Anyway, I punched up the old laptop we'd crazy-glued into the control panel and took a look at whatever the Nation wanted to herd us into this time. What I got was this:

Date: 5 May 2012
From: command@sos.co.jp (SOS Brigade Supreme Headquarters)
To: all-call@nation.fen
Subj: CONVENTION!!!!

Note all fan: 

We came empty here the earth of one thing of heart: Because you become the 
hero. Our hearts it echoes the dream of bravery in our centers, that is our 
obligations to those dreams fufill! Our 2 weeks of the group hearby call of 
SOS for splendid conference where that of heart and, at the place of Phobos
it should you grasp from today. There we organize because because of the star 
you become the hero, start! 

Everyone who obtains this message is invited. It has your boat and your story, 
do!

--SOS Brigade Supreme Headquarters!

From the message text, I could tell two things. First, somebody needed to shoot their machine translator before it could harm helpless verbiage again. Second, we were going to have to hit the inner system earlier than I'd previously thought.

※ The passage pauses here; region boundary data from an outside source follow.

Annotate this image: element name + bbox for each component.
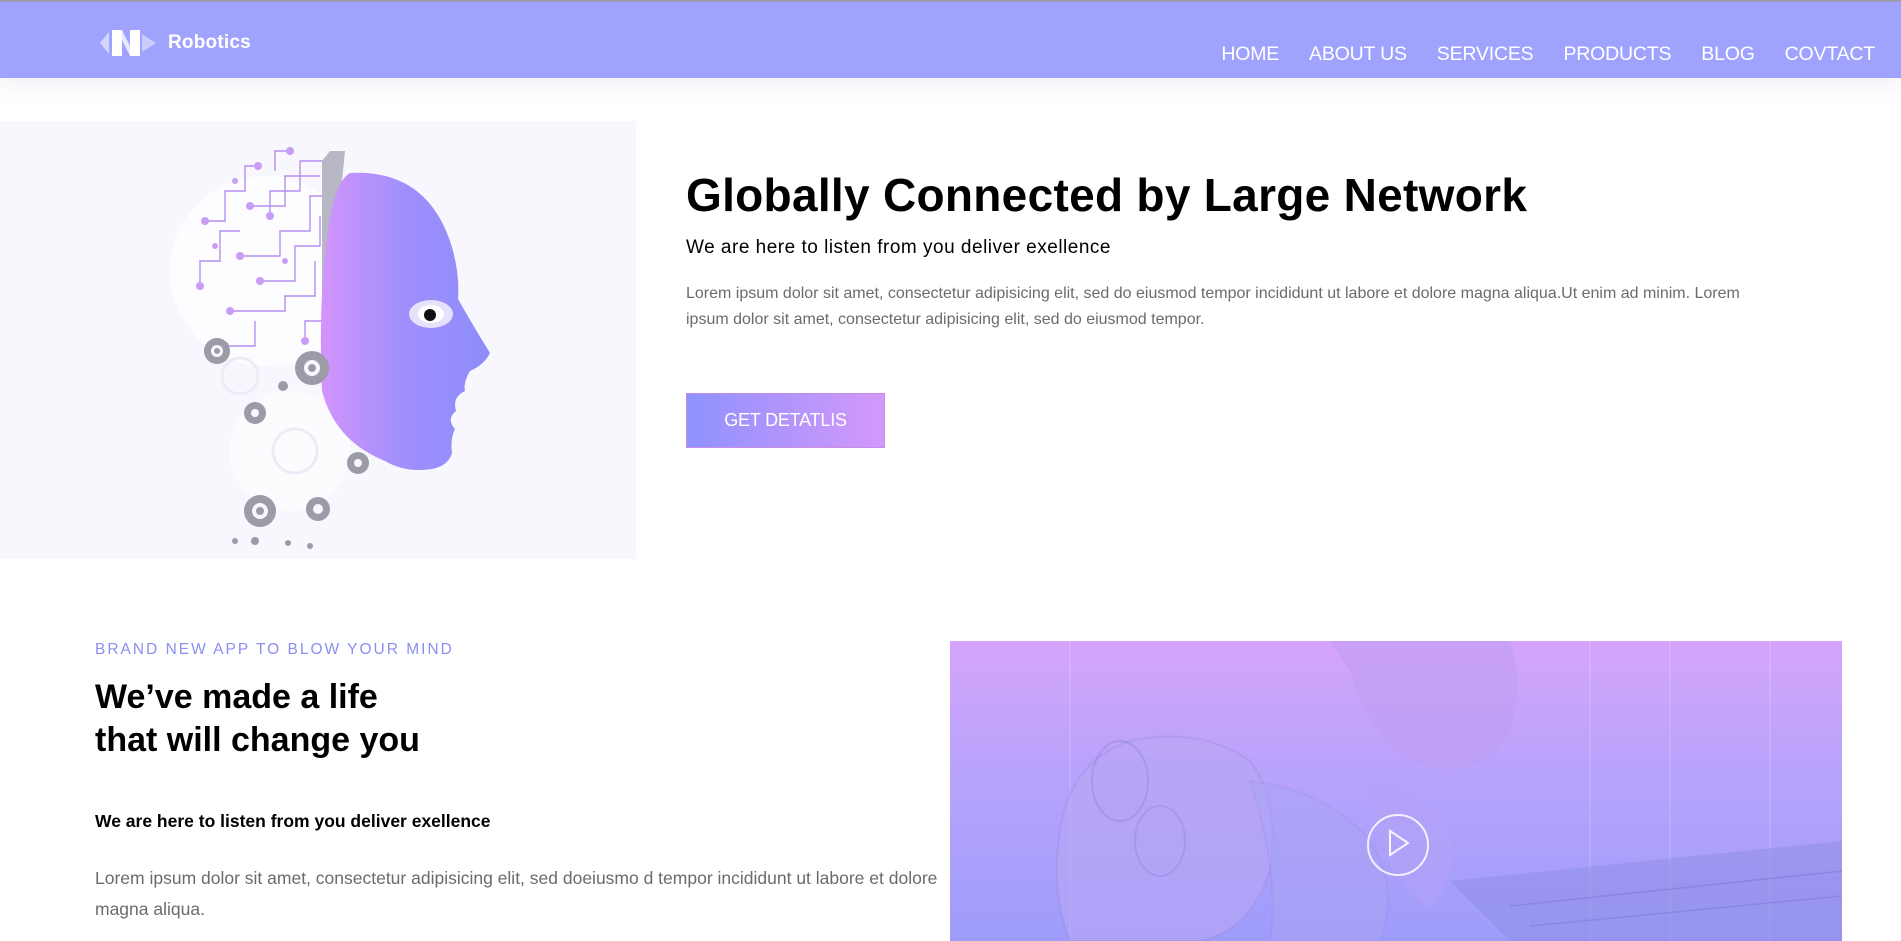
brand-name: Robotics: [168, 32, 251, 53]
nav-contact[interactable]: COVTACT: [1785, 43, 1876, 66]
robot-photo: [1055, 641, 1842, 941]
play-icon: [1389, 829, 1410, 857]
hero-description: Lorem ipsum dolor sit amet, consectetur …: [686, 285, 1740, 328]
get-details-button[interactable]: GET DETATLIS: [686, 393, 885, 448]
hero-subtitle: We are here to listen from you deliver e…: [686, 237, 1111, 258]
section-title-line-2: that will change you: [95, 721, 420, 759]
nav-blog[interactable]: BLOG: [1701, 43, 1755, 66]
hero-illustration: [0, 121, 636, 559]
robot-head-illustration: [170, 147, 490, 549]
nav-services[interactable]: SERVICES: [1437, 43, 1534, 66]
site-header: Robotics HOME ABOUT US SERVICES PRODUCTS…: [0, 0, 1901, 78]
section-subtitle: We are here to listen from you deliver e…: [95, 811, 491, 831]
main-nav: HOME ABOUT US SERVICES PRODUCTS BLOG COV…: [1191, 43, 1875, 66]
nav-products[interactable]: PRODUCTS: [1563, 43, 1671, 66]
video-thumbnail[interactable]: [950, 641, 1842, 941]
nav-about-us[interactable]: ABOUT US: [1309, 43, 1407, 66]
section-eyebrow: BRAND NEW APP TO BLOW YOUR MIND: [95, 641, 454, 658]
brand-logo[interactable]: Robotics: [100, 28, 251, 58]
section-description: Lorem ipsum dolor sit amet, consectetur …: [95, 868, 938, 919]
hero-title: Globally Connected by Large Network: [686, 169, 1528, 221]
play-button[interactable]: [1367, 814, 1429, 876]
section-title-line-1: We’ve made a life: [95, 678, 378, 716]
logo-icon: [100, 30, 156, 56]
section-title: We’ve made a life that will change you: [95, 676, 420, 762]
nav-home[interactable]: HOME: [1221, 43, 1279, 66]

Whoever "SOS Brigade Supreme Headquarters" were, they'd called a Convention, and out of season to boot. Conventions are serious business for Fen; since we moved off Earth, they've become sort of our United Nations. Every so often the movers, shakers and poseurs of the Nation get together, get drunk, get laid, exchange pleasant threats, debate the few issues that can't be handled inside our own little factions, make a few policy statements like "bow before our might, pathetic Earthlings!" and then go home with hangovers and some interesting blackmail material. So it's not entirely unlike mundane government.

The point is, when somebody calls a Convention the major power players in the major fractions (along with free agents like us) have to come out, hear what the organizer has to say and be civil to each other for a week or so. We're so scattered through the system that while Conventions might still happen once a year, actually getting to attend one instead of telepresencing it or watching the results on the news was a major event.

In this case, the SOS Brigade (whoever they were) had called for a Convention and had specifically invited everybody. Thankfully they wanted to use Phobos; the Martians were using it as base camp for their terraforming ops, the place had been mostly hollowed out and there was plenty of room for everybody and their rides. What they were calling the Convention for on the other hand... the machine translation fucked that up enough that I couldn't quite figure it out. Idly hoping that whoever was speaking at the con had better translators, I fired off a quick reply:

From: ptichka@sovietairforce.fen (Soviet Air Force Central Committee)
To: command@sos.co.jp
Subj: Re: CONVENTION!!!!

We'll be there with bells on. Will also bring booze from the Ringed Planet.
--VVS

Figuring that should keep them happy, if confuse them a bit, I turned off the email client, opened the navicomp, set up a course for Phobos and turned on the intercom.

"Ladies and gentlemen," I said in my best airline-pilot voice. "I'm afraid that our vacation around sunny, tropical Saturn has been cut short. We've been invited to a Convention at Phobos, so if you guys will pack up the cameras and make sure we've got enough booze to last us, we'll be on our way. Launch window in-" I glanced at the nav window "-one hour."